In 2009, the world's largest economies agreed to clamp down on the unregulated swaps market, which has been blamed as a major contributor to the global financial crisis, leading to adoption of the Dodd-Frank law in the United States.
The U.S. Commodity Futures Trading Commission (CFTC) and other regulators are setting tighter standards for trading and data reporting, among a host of other measures. Firms dealing in swaps must also register with the NFA.
Energy traders such as Royal Dutch Shell, Valero and Chevron have so far been conspicuously absent from the NFA's list, a sign of how the market is dominated by investment banks.
That Minneapolis-based Cargill is the first to register underscores its size: it buys, processes and distributes in dozens of commodity markets, from cocoa and sugar to livestock, grains and cotton.

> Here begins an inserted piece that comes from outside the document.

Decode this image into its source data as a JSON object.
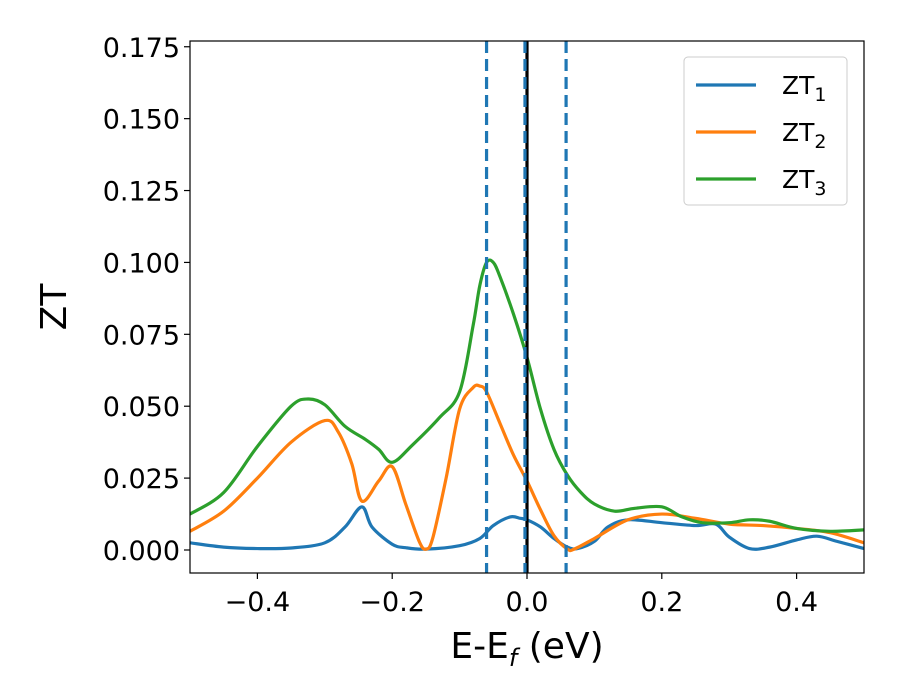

Swap dealers need to become members of the NFA, a self-regulatory body, and are audited on whether they comply with the CFTC's rules, aimed at making derivatives markets less susceptible to collapse.
Clearing houses will need to stand in between buyers and sellers to limit the risk of a counterparty defaulting, and data on swaps dealings need to be reported to regulators and in part also to the general public.
A small group of companies that use swaps for genuine hedging of physical assets such as commodities, or use them to hedge financial liabilities in their daily business, is exempt from the new rules.
But any other hitting a volume of more than $8 billion in swaps in the past 12 months needed to register as of Dec. 31, according to the CFTC's rules, with deadlines expiring at the end of each calendar month.